How does the salary cap work in the NBA?

Overpaid today does not necessarily mean overpaid tomorrow

When you associate the future increase in the salary cap with the fact that the COVID period now seems behind us, and that the NBA remains on a « normal » season where it has regained all its financial power with in particular the presence of fans in the stands, we can say that the current context is rather conducive to the signing of large contracts. As much to recruit a player as to extend it. If we take for example the case of Bradley Beal, eligible for an extension of 248 million over five years this summer, we know some (including a fan of the Suns who will not be mentioned) who are quite cold at the idea of ​​releasing such a deal on Bealou. We can understand it, because already the back of the Wizards remains on a not great campaign in Washington this year (23.2 points and 6.6 assists on average at 45.1% in shooting including 30% at 3-points, his lowest figures since 2018 apart from assists), and then because we have seen in recent seasons that this type of contract could quite quickly weigh down a franchise and severely limit it in its room for maneuver to build around it. Reasons to be wary. But when you take a closer look and take into account the future increase in the salary cap, it stings a little less. We explain all this to you with figures. If the Wizards extend Beal for the amount listed above, his new contract will start at $42.7 million in 2022-23 (source Bobby Marks fromESPN), i.e. 35% of the salary cap. His salary will then rise from year to year to reach 54 million in 2025-26 and 56.4 million in 2026-27. The amount obviously remains colossal – especially since Bealou will have passed his thirties at that time – but with a cap of 170 million instead of 120 (or a little more because it will continue to increase gradually between 2022 and 2024), while right now it’s not quite the same story. So as said above, not sure that we are witnessing such an explosion of the course from one year to the next, but it is clear that the deal that Beal will potentially sign this year will weigh less in the Wizards’ accounts in 2025 or 2026 than in 2022 or 2023.
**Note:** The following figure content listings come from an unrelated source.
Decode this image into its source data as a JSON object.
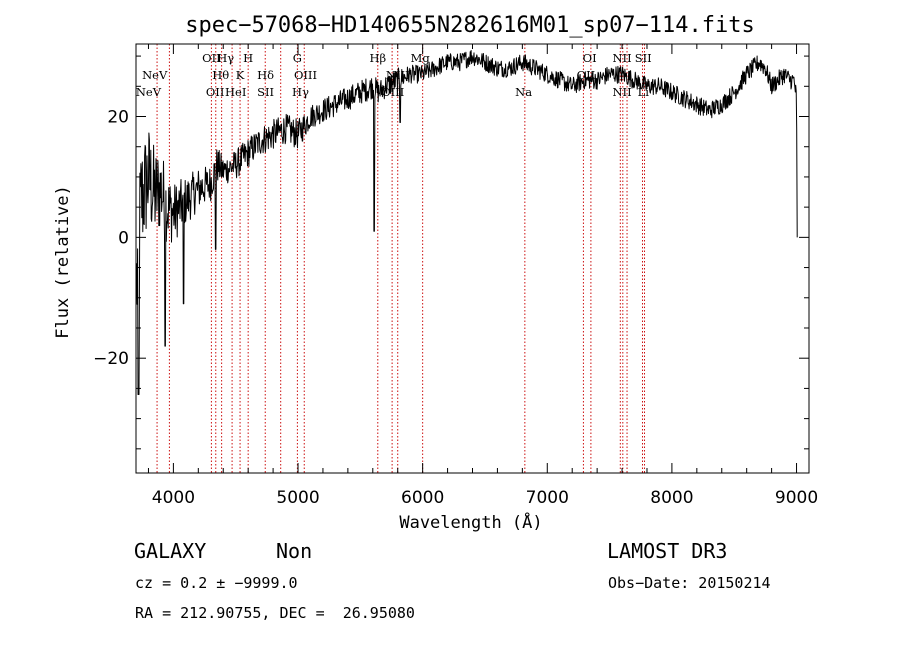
{
  "chart_data": {
    "type": "line",
    "title": "spec−57068−HD140655N282616M01_sp07−114.fits",
    "xlabel": "Wavelength (Å)",
    "ylabel": "Flux (relative)",
    "xlim": [
      3700,
      9100
    ],
    "ylim": [
      -39,
      32
    ],
    "xticks": [
      4000,
      5000,
      6000,
      7000,
      8000,
      9000
    ],
    "yticks": [
      20,
      0,
      -20
    ],
    "ytick_labels": [
      "20",
      "0",
      "−20"
    ],
    "spectrum_anchors": {
      "x": [
        3705,
        3740,
        3800,
        3850,
        3900,
        3950,
        4000,
        4100,
        4200,
        4300,
        4350,
        4400,
        4500,
        4550,
        4600,
        4650,
        4700,
        4800,
        4900,
        5000,
        5100,
        5200,
        5300,
        5400,
        5500,
        5600,
        5650,
        5700,
        5800,
        5900,
        6000,
        6100,
        6200,
        6300,
        6400,
        6500,
        6600,
        6700,
        6800,
        6900,
        7000,
        7100,
        7200,
        7300,
        7400,
        7500,
        7600,
        7700,
        7800,
        7900,
        8000,
        8100,
        8200,
        8300,
        8400,
        8500,
        8600,
        8700,
        8750,
        8800,
        8900,
        8950,
        8980,
        9000,
        9005
      ],
      "y": [
        -8,
        6,
        10,
        7,
        8,
        5,
        4,
        6,
        8,
        9,
        12,
        11,
        12,
        13,
        14,
        15,
        16,
        17,
        18,
        17,
        20,
        21,
        22,
        23,
        24,
        25,
        24,
        25,
        26,
        27,
        27,
        28,
        29,
        29,
        30,
        29,
        28,
        28,
        29,
        28,
        27,
        26,
        25,
        26,
        26,
        27,
        27,
        26,
        25,
        25,
        24,
        23,
        22,
        21,
        22,
        24,
        27,
        29,
        28,
        25,
        27,
        26,
        26,
        23,
        0
      ],
      "noise_amplitude": [
        12,
        10,
        9,
        8,
        7,
        6,
        5,
        4,
        3.5,
        3,
        3,
        2.5,
        2.5,
        2.5,
        2.5,
        2.5,
        2.5,
        2.5,
        2.5,
        2.5,
        2,
        2,
        2,
        2,
        2,
        2,
        2,
        2,
        2,
        1.5,
        1.5,
        1.5,
        1.5,
        1.5,
        1.5,
        1.5,
        1.5,
        1.5,
        1.5,
        1.5,
        1.5,
        1.5,
        1.5,
        1.5,
        1.5,
        1.5,
        1.5,
        1.5,
        1.5,
        1.5,
        1.5,
        1.5,
        1.5,
        1.5,
        1.5,
        1.5,
        1.5,
        1.5,
        1.5,
        1.5,
        1.5,
        1.5,
        1.5,
        1.5,
        0
      ]
    },
    "dips": [
      {
        "x": 3720,
        "y": -26
      },
      {
        "x": 3935,
        "y": -18
      },
      {
        "x": 4080,
        "y": -11
      },
      {
        "x": 4340,
        "y": -2
      },
      {
        "x": 5610,
        "y": 1
      },
      {
        "x": 5820,
        "y": 19
      }
    ],
    "line_markers": [
      3869,
      3968,
      4305,
      4340,
      4387,
      4471,
      4535,
      4600,
      4737,
      4861,
      4995,
      5050,
      5640,
      5755,
      5800,
      6000,
      6820,
      7290,
      7350,
      7586,
      7606,
      7640,
      7764,
      7780
    ],
    "line_annotations": [
      {
        "text": "NeV",
        "x": 3800,
        "row": 3
      },
      {
        "text": "NeV",
        "x": 3850,
        "row": 2
      },
      {
        "text": "OII",
        "x": 4305,
        "row": 1
      },
      {
        "text": "Hγ",
        "x": 4420,
        "row": 1
      },
      {
        "text": "H",
        "x": 4600,
        "row": 1
      },
      {
        "text": "Hθ",
        "x": 4380,
        "row": 2
      },
      {
        "text": "K",
        "x": 4535,
        "row": 2
      },
      {
        "text": "Hδ",
        "x": 4740,
        "row": 2
      },
      {
        "text": "OII",
        "x": 4335,
        "row": 3
      },
      {
        "text": "HeI",
        "x": 4500,
        "row": 3
      },
      {
        "text": "SII",
        "x": 4740,
        "row": 3
      },
      {
        "text": "G",
        "x": 4995,
        "row": 1
      },
      {
        "text": "OIII",
        "x": 5060,
        "row": 2
      },
      {
        "text": "Hγ",
        "x": 5020,
        "row": 3
      },
      {
        "text": "Hβ",
        "x": 5640,
        "row": 1
      },
      {
        "text": "Mg",
        "x": 5980,
        "row": 1
      },
      {
        "text": "NIII",
        "x": 5800,
        "row": 2
      },
      {
        "text": "OIII",
        "x": 5760,
        "row": 3
      },
      {
        "text": "Na",
        "x": 6810,
        "row": 3
      },
      {
        "text": "OI",
        "x": 7340,
        "row": 1
      },
      {
        "text": "OII",
        "x": 7310,
        "row": 2
      },
      {
        "text": "NII",
        "x": 7600,
        "row": 1
      },
      {
        "text": "SII",
        "x": 7770,
        "row": 1
      },
      {
        "text": "NII",
        "x": 7600,
        "row": 3
      },
      {
        "text": "Li",
        "x": 7770,
        "row": 3
      }
    ],
    "colors": {
      "spectrum": "#000000",
      "marker": "#cc1111",
      "axes": "#000000"
    }
  },
  "info": {
    "classification": "GALAXY",
    "subclass": "Non",
    "survey": "LAMOST DR3",
    "redshift": "cz = 0.2 ± −9999.0",
    "obs_date": "Obs−Date: 20150214",
    "coords": "RA = 212.90755, DEC =  26.95080"
  }
}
This is just one example among many. We could also cite that of the young pivot Deandre Ayton, eligible for a five-year, $177 million extension with the Suns this summer. Currently, given the way his season ended in Phoenix, we don’t necessarily want to give him such a deal, and the Cactus seem to be quite okay with that. But the $39 million he can potentially make in 2026-27 with such an extension will sting much less with the new salary cap, especially if Ayton – 23 today – is an All-Star in his career. prime at this moment. All this to say that the overpaid players of today may no longer be the overpaid players of tomorrow. Some could even turn into a « good contract » in the new economic situation of the League, compared to the deals that will be signed from the Free Agency 2025. These will push the salary bar even further, a maximum contract that can potentially reach 350 million dollars over five years (!) based on the estimates of Forbes in the case of a salary cap of 170 million dollars. A bit like in 2016, we imagine that the players will do everything to position themselves as a free agent in 2025 or 2026 just to fill their bank account.

When you see astronomical sums falling during Free Agency 2022, or next year when more teams should have salary caps, remember that they will be slightly or strongly amortized from 2025 and onwards. of the new TV deal. From there, the norm will change and old contracts will no longer actually align with the new NBA salary cap. What push the leaders to spend a lot during the next two-three years.